Want To Know What Apps Your Colleagues Use At Work? BestVendor Can Tell You

We just can’t get away from the social recommendations space, can we? Just this past month, we’ve seen new startups like Oink and Wikets arrive, and even a hilarious spoof of the trend via the fake startup Jotly. Well, now you can add another startup to the list, because today, a new social recommendations service for small businesses called BestVendor is opening its doors, too. And it already has $600,000 in seed funding from Peter Thiel, SVAngel, SoftBank Capital and Lerer Ventures to get things going.

Now launching into public beta, what BestVendor offers is a free, online directory of Web services, online applications and software specially designed for startups or other small businesses. Eventually, the site wants to become the go-to resource to find everything you need for your company.

What’s interesting about the way BestVendor operates, however, is its social component. The service requires that you sign in with your LinkedIn ID, so it automatically knows who’s in your network. Further down the road, it will add support for Facebook and Twitter, too, we’re told.

BestVendor requires that you recommend three products at sign up, in order to kick start its database of recommendations. In its pre-launch state, the service already has 3,500 products on hand and allows you to add others as need be. While browsing the site, you can continue to click on products you’ve used to build your list of recommended apps and services.

You can filter through the community’s recommended applications by category (design, development, finance, sales, etc.) or by people or company. By default, BestVendor shows you all the recommendations from its user base either as a list of users (the People tab) or businesses (the Companies tab), but for a more personal slice of the aggregated data, you can choose to filter this list so it only shows recommendations from your LinkedIn network. And you can further refine the recommendations by industry (e.g., Finance, Government, Health, etc.) using the left-hand navigation.
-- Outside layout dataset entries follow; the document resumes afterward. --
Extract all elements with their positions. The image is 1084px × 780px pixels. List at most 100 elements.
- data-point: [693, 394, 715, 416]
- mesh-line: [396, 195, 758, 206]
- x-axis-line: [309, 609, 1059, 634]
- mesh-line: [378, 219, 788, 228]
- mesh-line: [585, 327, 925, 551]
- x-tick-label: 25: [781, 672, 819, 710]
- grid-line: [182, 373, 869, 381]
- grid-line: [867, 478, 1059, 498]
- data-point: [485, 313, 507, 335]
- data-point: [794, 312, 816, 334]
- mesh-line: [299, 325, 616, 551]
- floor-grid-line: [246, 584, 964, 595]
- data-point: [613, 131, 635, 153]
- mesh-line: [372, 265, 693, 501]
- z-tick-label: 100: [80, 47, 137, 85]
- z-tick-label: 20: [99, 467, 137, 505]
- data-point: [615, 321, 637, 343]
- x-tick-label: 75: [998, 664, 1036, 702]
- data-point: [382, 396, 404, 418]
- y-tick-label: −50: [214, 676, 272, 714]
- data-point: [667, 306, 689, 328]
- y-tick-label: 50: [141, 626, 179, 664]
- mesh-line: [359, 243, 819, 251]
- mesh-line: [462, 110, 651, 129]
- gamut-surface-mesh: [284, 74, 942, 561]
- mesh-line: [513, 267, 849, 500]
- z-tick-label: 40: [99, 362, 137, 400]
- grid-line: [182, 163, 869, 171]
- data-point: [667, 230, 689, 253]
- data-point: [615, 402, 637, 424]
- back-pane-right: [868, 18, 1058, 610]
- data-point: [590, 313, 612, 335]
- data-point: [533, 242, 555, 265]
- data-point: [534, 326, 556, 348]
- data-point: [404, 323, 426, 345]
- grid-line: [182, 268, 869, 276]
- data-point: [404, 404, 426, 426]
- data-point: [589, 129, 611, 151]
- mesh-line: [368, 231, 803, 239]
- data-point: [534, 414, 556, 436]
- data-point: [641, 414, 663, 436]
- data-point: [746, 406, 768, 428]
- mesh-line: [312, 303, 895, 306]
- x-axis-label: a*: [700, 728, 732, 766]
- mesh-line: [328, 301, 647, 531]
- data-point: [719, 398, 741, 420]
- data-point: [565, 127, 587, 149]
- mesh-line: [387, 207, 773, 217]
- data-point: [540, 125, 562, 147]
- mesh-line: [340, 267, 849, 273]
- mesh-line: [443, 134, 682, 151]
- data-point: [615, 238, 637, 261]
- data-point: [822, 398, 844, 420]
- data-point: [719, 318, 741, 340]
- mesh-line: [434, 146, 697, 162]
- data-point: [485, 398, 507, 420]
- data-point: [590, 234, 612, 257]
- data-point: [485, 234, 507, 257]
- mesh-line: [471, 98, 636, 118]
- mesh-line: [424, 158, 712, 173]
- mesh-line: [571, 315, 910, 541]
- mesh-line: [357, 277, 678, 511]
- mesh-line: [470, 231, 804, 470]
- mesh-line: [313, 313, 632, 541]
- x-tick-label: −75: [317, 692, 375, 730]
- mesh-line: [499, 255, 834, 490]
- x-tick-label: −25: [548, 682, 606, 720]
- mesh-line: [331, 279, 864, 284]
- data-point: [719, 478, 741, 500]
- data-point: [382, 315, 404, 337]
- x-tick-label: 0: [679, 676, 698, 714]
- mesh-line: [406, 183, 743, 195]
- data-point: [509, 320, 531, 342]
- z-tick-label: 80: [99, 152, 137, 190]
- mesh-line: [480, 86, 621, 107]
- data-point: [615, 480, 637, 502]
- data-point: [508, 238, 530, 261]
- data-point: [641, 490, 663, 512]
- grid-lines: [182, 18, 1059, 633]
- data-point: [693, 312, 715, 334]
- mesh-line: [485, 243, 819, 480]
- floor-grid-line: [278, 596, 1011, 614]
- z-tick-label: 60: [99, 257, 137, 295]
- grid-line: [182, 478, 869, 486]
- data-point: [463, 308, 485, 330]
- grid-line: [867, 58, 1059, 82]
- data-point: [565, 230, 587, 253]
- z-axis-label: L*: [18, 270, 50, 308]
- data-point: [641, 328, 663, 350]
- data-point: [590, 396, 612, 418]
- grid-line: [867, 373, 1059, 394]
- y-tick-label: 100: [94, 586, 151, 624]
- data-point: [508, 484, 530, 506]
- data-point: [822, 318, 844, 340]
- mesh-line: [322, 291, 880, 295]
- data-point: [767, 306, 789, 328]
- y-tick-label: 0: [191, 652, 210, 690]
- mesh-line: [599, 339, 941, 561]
There are dozens of other little features that make the site pleasurable to use and instantly addictive, like the “cool fact” sidebar that shows the top 5 recommended apps for any given industry list, the “request a note” feature that lets you initiate conversations around the products in question, and the little “I use this buttons” that like you both like an item and see how many others use that app, too.
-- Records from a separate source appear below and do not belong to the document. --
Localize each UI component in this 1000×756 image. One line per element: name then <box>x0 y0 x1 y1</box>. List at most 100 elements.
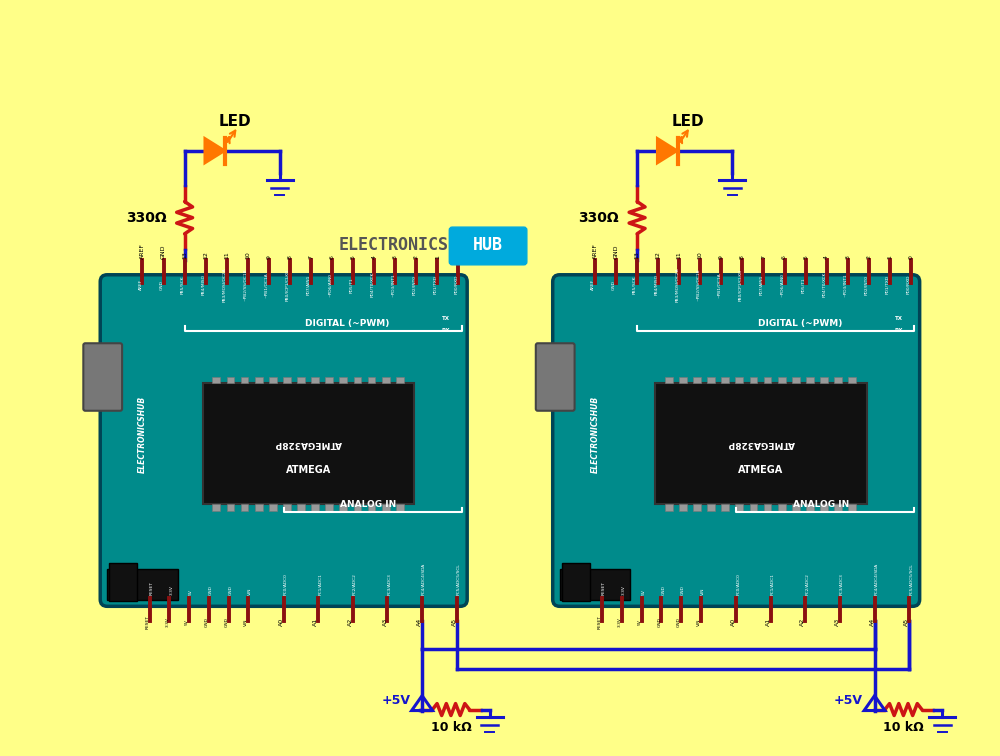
Text: VIN: VIN <box>701 588 705 596</box>
Bar <box>325 504 333 510</box>
Bar <box>806 504 814 510</box>
Text: A5: A5 <box>904 618 909 626</box>
Polygon shape <box>657 138 678 163</box>
Bar <box>227 504 234 510</box>
Text: 10 kΩ: 10 kΩ <box>431 721 471 735</box>
Bar <box>778 377 786 383</box>
Text: GND: GND <box>612 280 616 290</box>
Text: GND: GND <box>160 280 164 290</box>
FancyBboxPatch shape <box>560 569 630 600</box>
Text: GND: GND <box>209 585 213 596</box>
Text: GND: GND <box>661 585 665 596</box>
Text: 4: 4 <box>824 255 829 259</box>
Bar <box>382 377 390 383</box>
FancyBboxPatch shape <box>107 569 178 600</box>
Bar <box>354 504 361 510</box>
Text: 9: 9 <box>719 255 724 259</box>
FancyBboxPatch shape <box>562 563 590 601</box>
FancyBboxPatch shape <box>83 343 122 411</box>
Bar <box>396 377 404 383</box>
Text: ATMEGA328P: ATMEGA328P <box>275 439 342 448</box>
Bar <box>311 377 319 383</box>
Text: 10: 10 <box>698 251 703 259</box>
Bar <box>778 504 786 510</box>
Text: PD0/RXD: PD0/RXD <box>454 275 458 294</box>
Text: 5V: 5V <box>189 590 193 596</box>
Text: A3: A3 <box>835 618 840 626</box>
Bar <box>283 377 291 383</box>
Text: PC0/ADC0: PC0/ADC0 <box>284 574 288 596</box>
Text: PC4/ADC4/SDA: PC4/ADC4/SDA <box>422 563 426 596</box>
Bar <box>297 377 305 383</box>
FancyBboxPatch shape <box>536 343 575 411</box>
Text: PD4/T0/XCK: PD4/T0/XCK <box>823 272 827 297</box>
Bar <box>721 504 729 510</box>
Bar <box>311 504 319 510</box>
Text: A0: A0 <box>279 618 284 626</box>
Bar <box>354 377 361 383</box>
Bar <box>735 504 743 510</box>
Text: DIGITAL (~PWM): DIGITAL (~PWM) <box>305 319 389 328</box>
Text: PD2/INT0: PD2/INT0 <box>865 274 869 295</box>
Bar <box>834 504 842 510</box>
Text: ATMEGA328P: ATMEGA328P <box>727 439 795 448</box>
Bar <box>255 504 263 510</box>
Text: +5V: +5V <box>381 693 410 707</box>
Text: GND: GND <box>205 617 209 627</box>
Bar <box>368 377 375 383</box>
Bar <box>735 377 743 383</box>
Text: HUB: HUB <box>473 236 503 254</box>
Text: 7: 7 <box>309 255 314 259</box>
Bar <box>764 504 771 510</box>
Text: 3.3V: 3.3V <box>618 617 622 627</box>
Text: ~PD3/INT1: ~PD3/INT1 <box>844 273 848 296</box>
Text: ELECTRONICSHUB: ELECTRONICSHUB <box>590 395 599 472</box>
Bar <box>212 377 220 383</box>
Text: 10 kΩ: 10 kΩ <box>883 721 924 735</box>
Text: PC1/ADC1: PC1/ADC1 <box>771 574 775 596</box>
Bar <box>848 377 856 383</box>
Text: PC1/ADC1: PC1/ADC1 <box>318 574 322 596</box>
Bar <box>764 377 771 383</box>
Bar <box>368 504 375 510</box>
Bar <box>297 504 305 510</box>
Text: ANALOG IN: ANALOG IN <box>793 500 849 509</box>
Bar <box>665 504 673 510</box>
FancyBboxPatch shape <box>109 563 137 601</box>
Text: PB0/ICP1/CLKO: PB0/ICP1/CLKO <box>738 268 742 301</box>
Text: GND: GND <box>161 244 166 259</box>
Bar <box>269 377 277 383</box>
Text: LED: LED <box>219 114 251 129</box>
Text: A1: A1 <box>313 618 318 626</box>
Text: 11: 11 <box>224 251 229 259</box>
Bar <box>750 377 757 383</box>
Text: PD1/TXD: PD1/TXD <box>433 275 437 294</box>
Bar <box>241 504 248 510</box>
Text: A0: A0 <box>731 618 736 626</box>
Text: ~PB1/OC1A: ~PB1/OC1A <box>265 272 269 298</box>
Bar <box>693 377 701 383</box>
Text: 1: 1 <box>887 255 892 259</box>
Text: RX: RX <box>894 327 903 333</box>
Text: PC2/ADC2: PC2/ADC2 <box>805 574 809 596</box>
Bar <box>679 377 687 383</box>
Text: 8: 8 <box>740 255 745 259</box>
Text: VIN: VIN <box>248 588 252 596</box>
Text: 6: 6 <box>330 255 335 259</box>
Text: A2: A2 <box>348 618 353 626</box>
Text: 3: 3 <box>393 255 398 259</box>
Bar <box>269 504 277 510</box>
Text: 0: 0 <box>908 255 913 259</box>
Bar <box>227 377 234 383</box>
Text: 5V: 5V <box>642 590 646 596</box>
Text: ~PB1/OC1A: ~PB1/OC1A <box>717 272 721 298</box>
Bar <box>750 504 757 510</box>
Text: ANALOG IN: ANALOG IN <box>340 500 397 509</box>
Text: ~PB2/SS/OC1B: ~PB2/SS/OC1B <box>696 268 700 301</box>
Text: 13: 13 <box>182 251 187 259</box>
Text: RX: RX <box>442 327 450 333</box>
Text: PD0/RXD: PD0/RXD <box>907 275 911 294</box>
Text: GND: GND <box>677 617 681 627</box>
FancyBboxPatch shape <box>553 274 920 606</box>
Text: PB5/SCK: PB5/SCK <box>181 275 185 294</box>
There’s no gimmick here, like on BestVendor’s consumer-focused counterparts, Oink and Wikets, for example, which respectively promise either “cred” or gift cards for your participation. Instead, the reward in using BestVendor comes from the value the site itself delivers – being able to see what your colleagues use, have used and recommend in terms of work-related apps. That’s kind of a reward in and of itself. Even as a heavy Web service user myself, BestVendor was able to recommend a thing or two I’d now like to try, which surprised me.

The only drawback to the site is the manual labor required to fill the database. But those “I use this buttons” are just so darned clickable. The recommendations come easily.

BestVendor’s business model will eventually encompass affiliate listings, referrals, product reselling and enhanced vendor listings that offer videos and screenshots.

Along with Jeff Giesea, BestVendor’s other co-founders include Ben Zhuk and Magnus von Koeller. The team began work on the product in January 2011, but didn’t start on it full time until May, when Zhuk and von Koeller completed their classes at Columbia Business School. By June, BestVendor had their first round of seed funding, and the company plans to close its Series A next March.